The show by self-proclaimed geek playwright Qui Nguyen is relentlessly modern, with video projections, ninja fight sequences, hip hop musical numbers, and colloquialisms by the shizzle-load, all used to tell an immigrant story like none you’ve ever seen, one based off of Nguyen’s parents, who met in an American refugee camp after fleeing the fall of Saigon. It is hip, edgy, brimming with humor and rage, and has the potential to entirely change the way you feel about one of the most divisive events in American history.
This show is completely thrilling, and total opposite of a day spent culturally antiquing. Though in a twist of irony, the audience, not the show, was a collection of dusty old relics. The average age was about 200. Which explains some of the upsetting, often racist comments, they offered at intermission.
“I can’t believe the playwright had to resort to rap,” said one incredibly chatty douchebag who happened to be seated right behind me. “It’s like he’s 23 or something.” Oh. The horror. The horror. Guess Blink 182 was right. Nobody likes you when you’re 23. Except that the playwright is 40. And without argument the most important thing happening in theater right now is the Broadway smash Hamilton, which is basically a rap opera. And in this reporter’s experience that sort of opposition to rap tends to run along racial lines.
That grousing was an incredible shame.
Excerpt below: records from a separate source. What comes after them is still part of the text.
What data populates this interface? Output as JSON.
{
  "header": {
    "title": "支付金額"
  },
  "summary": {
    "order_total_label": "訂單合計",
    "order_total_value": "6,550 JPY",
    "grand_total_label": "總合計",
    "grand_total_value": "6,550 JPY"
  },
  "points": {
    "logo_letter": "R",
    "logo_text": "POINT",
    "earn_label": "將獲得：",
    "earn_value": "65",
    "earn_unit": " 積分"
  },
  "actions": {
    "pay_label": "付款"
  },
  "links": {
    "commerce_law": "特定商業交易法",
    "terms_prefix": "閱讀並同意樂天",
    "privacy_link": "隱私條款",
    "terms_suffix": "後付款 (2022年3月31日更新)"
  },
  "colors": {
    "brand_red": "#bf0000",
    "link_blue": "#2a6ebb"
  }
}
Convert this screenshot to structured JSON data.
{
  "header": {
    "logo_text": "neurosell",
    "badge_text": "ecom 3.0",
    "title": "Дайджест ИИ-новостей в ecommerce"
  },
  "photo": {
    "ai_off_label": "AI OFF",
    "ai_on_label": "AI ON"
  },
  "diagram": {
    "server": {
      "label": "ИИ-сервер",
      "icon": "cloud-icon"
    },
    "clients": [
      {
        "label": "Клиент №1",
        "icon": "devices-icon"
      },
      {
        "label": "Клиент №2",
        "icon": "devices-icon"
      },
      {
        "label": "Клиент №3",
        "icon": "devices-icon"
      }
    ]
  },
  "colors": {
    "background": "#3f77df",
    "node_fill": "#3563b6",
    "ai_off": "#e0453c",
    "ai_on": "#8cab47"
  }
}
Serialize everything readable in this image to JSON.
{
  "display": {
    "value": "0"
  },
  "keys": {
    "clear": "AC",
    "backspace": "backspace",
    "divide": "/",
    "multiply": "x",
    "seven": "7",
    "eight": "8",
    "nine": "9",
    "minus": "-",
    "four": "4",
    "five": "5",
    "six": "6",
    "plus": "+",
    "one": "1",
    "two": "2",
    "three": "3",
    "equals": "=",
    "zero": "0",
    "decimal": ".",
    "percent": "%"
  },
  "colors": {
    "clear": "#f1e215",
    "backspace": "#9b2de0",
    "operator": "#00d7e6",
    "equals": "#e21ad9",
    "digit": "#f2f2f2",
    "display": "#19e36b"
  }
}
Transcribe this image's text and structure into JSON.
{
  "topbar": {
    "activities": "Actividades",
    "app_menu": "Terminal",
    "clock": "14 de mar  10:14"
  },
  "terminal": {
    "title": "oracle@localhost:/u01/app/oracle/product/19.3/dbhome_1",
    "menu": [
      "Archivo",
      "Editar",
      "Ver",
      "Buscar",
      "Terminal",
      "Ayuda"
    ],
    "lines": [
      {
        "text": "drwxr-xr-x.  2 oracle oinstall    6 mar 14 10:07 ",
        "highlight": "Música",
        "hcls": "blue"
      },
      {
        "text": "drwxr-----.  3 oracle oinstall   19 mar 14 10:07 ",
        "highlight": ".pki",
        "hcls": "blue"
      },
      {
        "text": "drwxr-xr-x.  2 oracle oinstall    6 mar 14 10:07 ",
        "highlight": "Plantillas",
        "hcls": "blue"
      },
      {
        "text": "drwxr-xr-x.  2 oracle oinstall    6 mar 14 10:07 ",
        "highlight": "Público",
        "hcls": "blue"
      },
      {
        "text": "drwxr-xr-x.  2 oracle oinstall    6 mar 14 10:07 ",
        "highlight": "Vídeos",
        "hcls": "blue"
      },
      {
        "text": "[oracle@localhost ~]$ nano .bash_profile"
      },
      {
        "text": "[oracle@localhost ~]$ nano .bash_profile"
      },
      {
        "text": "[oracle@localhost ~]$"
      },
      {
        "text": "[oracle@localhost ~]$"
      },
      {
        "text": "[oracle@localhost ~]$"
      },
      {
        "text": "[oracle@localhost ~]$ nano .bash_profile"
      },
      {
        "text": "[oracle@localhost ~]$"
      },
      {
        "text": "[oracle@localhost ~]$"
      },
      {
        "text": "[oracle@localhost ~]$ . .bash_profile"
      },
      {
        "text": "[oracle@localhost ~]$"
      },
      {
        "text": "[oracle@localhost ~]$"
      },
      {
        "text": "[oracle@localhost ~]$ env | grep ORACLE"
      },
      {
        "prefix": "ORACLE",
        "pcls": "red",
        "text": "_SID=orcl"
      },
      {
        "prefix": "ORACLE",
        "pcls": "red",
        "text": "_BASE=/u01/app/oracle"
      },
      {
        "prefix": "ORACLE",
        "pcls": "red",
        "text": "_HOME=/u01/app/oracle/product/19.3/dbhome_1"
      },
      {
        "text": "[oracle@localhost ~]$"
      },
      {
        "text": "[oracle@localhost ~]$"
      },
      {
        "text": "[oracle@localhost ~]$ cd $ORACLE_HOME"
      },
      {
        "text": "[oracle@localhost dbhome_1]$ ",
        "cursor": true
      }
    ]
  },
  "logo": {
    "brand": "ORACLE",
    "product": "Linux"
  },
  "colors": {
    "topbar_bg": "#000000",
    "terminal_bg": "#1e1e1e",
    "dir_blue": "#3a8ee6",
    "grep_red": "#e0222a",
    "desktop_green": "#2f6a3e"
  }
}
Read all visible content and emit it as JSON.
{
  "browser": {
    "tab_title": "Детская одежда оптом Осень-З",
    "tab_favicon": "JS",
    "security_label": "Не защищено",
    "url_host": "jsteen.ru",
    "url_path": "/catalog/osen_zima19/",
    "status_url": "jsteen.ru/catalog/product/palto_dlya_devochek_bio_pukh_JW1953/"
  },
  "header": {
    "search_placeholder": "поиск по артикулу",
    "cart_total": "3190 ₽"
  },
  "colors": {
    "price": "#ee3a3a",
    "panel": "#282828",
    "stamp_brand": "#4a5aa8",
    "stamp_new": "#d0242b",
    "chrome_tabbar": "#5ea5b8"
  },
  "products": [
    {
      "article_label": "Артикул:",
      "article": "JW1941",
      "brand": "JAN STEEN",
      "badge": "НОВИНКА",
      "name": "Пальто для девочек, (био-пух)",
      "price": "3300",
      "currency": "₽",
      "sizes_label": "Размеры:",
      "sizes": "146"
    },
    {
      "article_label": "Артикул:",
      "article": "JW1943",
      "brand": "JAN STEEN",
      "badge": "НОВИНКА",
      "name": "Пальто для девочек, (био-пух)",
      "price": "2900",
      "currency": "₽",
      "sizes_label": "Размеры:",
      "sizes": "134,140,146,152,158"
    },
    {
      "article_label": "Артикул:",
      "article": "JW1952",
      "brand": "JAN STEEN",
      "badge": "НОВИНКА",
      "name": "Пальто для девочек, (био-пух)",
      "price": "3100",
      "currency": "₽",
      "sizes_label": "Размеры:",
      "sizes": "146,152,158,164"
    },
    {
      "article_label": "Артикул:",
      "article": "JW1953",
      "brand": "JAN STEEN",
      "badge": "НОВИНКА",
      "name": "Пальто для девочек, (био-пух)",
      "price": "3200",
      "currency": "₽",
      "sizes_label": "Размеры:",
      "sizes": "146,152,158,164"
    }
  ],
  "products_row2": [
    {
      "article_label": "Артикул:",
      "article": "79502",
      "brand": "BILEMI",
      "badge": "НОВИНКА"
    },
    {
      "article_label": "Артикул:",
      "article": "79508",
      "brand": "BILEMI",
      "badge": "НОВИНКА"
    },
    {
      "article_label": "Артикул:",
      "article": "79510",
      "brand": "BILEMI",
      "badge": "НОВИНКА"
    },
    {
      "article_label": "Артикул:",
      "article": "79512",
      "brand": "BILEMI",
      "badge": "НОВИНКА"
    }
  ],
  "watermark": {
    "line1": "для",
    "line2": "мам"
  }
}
Not only because the rap elements of Vietgone were totally appropriate digressions that added a powerfully emotional element to the performance, but because the primary gripe I overheard ran along similar lines, and was one of the show’s most important elements: The asian characters speak flawless, slang-laden english, while the American characters dialog is mangled, jingo-istic gibberish.
“Hamburger, freedom, monster truck,” as they’d say.
It is explained at the top of the show that the device is because that’s what the world sounds like to immigrants. They speak amongst themselves and struggle to understand the native tongue. It’s a powerful reframing device that flips the script for white audiences, putting them in the shoes of the other, a perspective American culture is really struggling with right now. But an audience trained on being pandered to instead of challenged didn’t appear to jive with it. At least three folks I overheard called it a weak gimmick, not grasping that was what the show was really about: Being forced out of your home, your comfort zone, into an uncooperative, often-hostile world, and having to make the best of it. The characters in the show didn’t choose to be refugees any more than they chose the war that claimed their homes, or the uphill battle they would face in America.
But that audience reaction is predictable. In many ways the world of theater has painted itself into a corner, producing old, classic shows it knows will be successful with older, wealthier, whiter audiences, and thereby giving the next generation even less of a reason to care, so that when a show like Vietgone does come along, it’s almost too little too late.
I hope it’s not. Because a show like Vietgone shows that theater can tell a powerful, fun story, and make it as relevant and impactful to those old enough to have experienced the Vietnam war firsthand as it can be for those of that only read about it in history books. And in perhaps its greatest trick, it can do both at the same time.